Philippine President Gloria Arroyo has suspended sending workers to Iraq after militants kidnapped a Filipino driver. The militants have threatened to kill the man unless Philippine troops withdraw from Iraq.

Philippine diplomats identified the captive as Angelo de la Cruz, a truck driver who was crossing Iraq from Saudi Arabia.

Foreign Affairs spokesman Gilberto Asuque speaking in Manila.

Mr. Asuque says the Philippine government will exert all efforts to help the captive.

President Gloria Arroyo called an emergency cabinet meeting and ordered the Labor Department to stop all Filipino workers going to Iraq. There are at least 4,000 Filipino workers already there.

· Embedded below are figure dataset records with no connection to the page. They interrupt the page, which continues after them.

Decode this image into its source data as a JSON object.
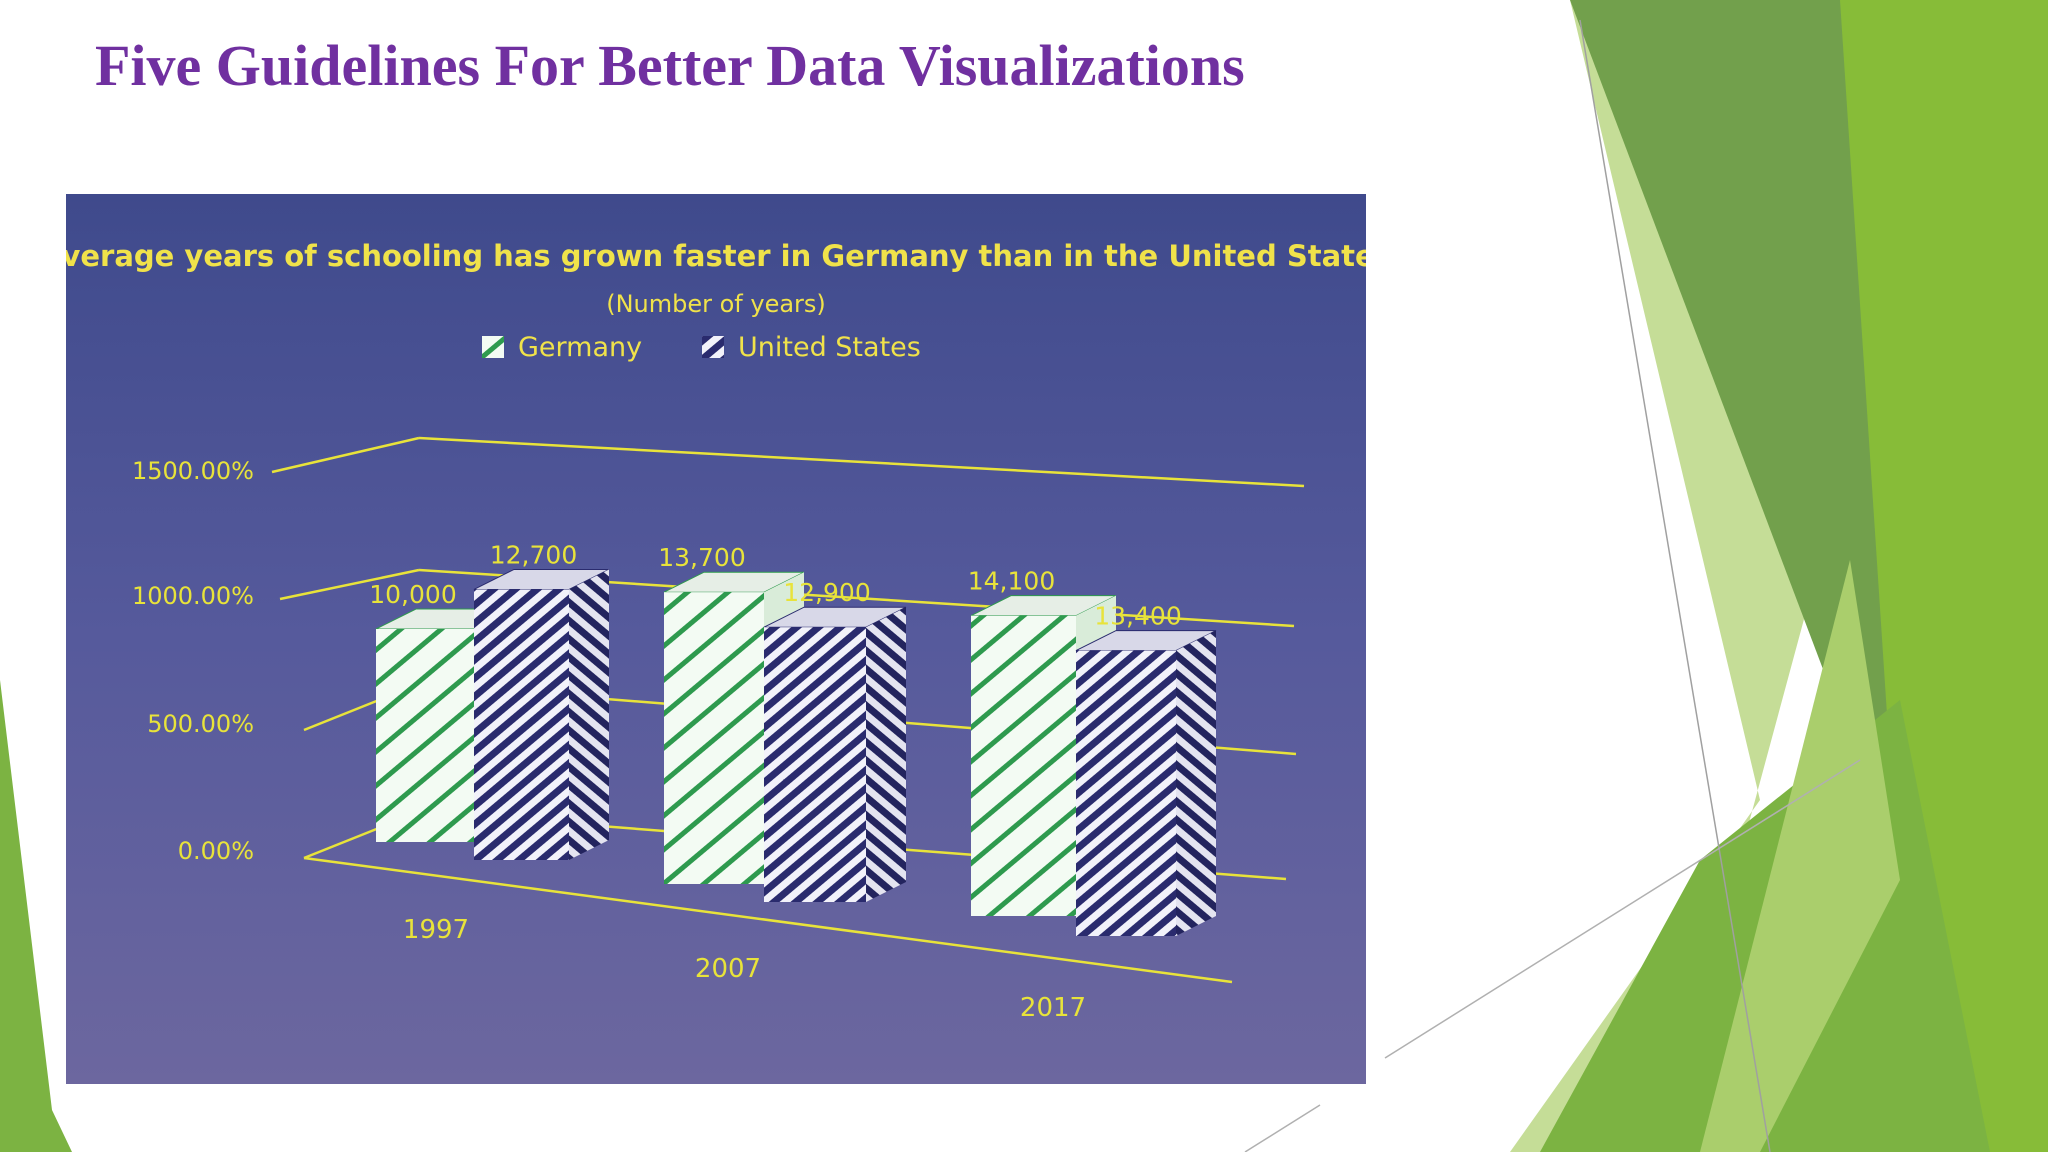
{
  "slide": {
    "title": "Five Guidelines For Better Data Visualizations",
    "colors": {
      "title": "#7030a0",
      "panel_top": "#3f4a8c",
      "panel_bottom": "#6c679f",
      "axis": "#e8e33a",
      "green_dark": "#6a9e3a",
      "green_mid": "#7bb32e",
      "green_light": "#cfe3a8"
    }
  },
  "chart_data": {
    "type": "bar",
    "title": "Average years of schooling has grown faster in Germany than in the United States",
    "subtitle": "(Number of years)",
    "categories": [
      "1997",
      "2007",
      "2017"
    ],
    "series": [
      {
        "name": "Germany",
        "values": [
          10000,
          13700,
          14100
        ],
        "labels": [
          "10,000",
          "13,700",
          "14,100"
        ],
        "color": "#2e9a4e",
        "pattern": "green-white-diagonal"
      },
      {
        "name": "United States",
        "values": [
          12700,
          12900,
          13400
        ],
        "labels": [
          "12,700",
          "12,900",
          "13,400"
        ],
        "color": "#2a2b6e",
        "pattern": "navy-white-diagonal"
      }
    ],
    "y_ticks": [
      "0.00%",
      "500.00%",
      "1000.00%",
      "1500.00%"
    ],
    "ylim": [
      0,
      15000
    ],
    "legend_position": "top-center",
    "style": "3d-perspective",
    "grid": true
  }
}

Philippine Labor Secretary Patricia Santo Tomas spoke to reporters after the meeting.

"Each and every Filipino feels very sad about this. This is a time for us to unite in prayer to be able to help toward the quick solution of this problem," she said.

The country's top envoy to the Middle East, Roy Cimatu, also appealed to Filipinos employed by contractors in Jordan, Kuwait and Saudi Arabia to avoid driving cargo vehicles into Iraq.

The Arab television network Al Jazeera Wednesday, reported the kidnappers are demanding Philippine troops leave Iraq. They threatened to execute their captive within three days (72 hours) if Manila does not comply. The Philippines, a staunch supporter of Washington's war on terror, has about 50 soldiers and policemen in Iraq.

Last month, a South Korean translator was kidnapped and beheaded by a group seeking the withdrawal of South Korean troops from Iraq.

Thousands of Filipinos seek jobs in the Middle East to escape poverty at home. In May, four Filipino workers were killed in a mortar attack on a U.S. air base in northern Iraq.

President Arroyo has previously said Philippine troops will remain in Iraq for reconstruction work after Iraq regained sovereignty last month. But she also said security would be a prime consideration for their continued presence.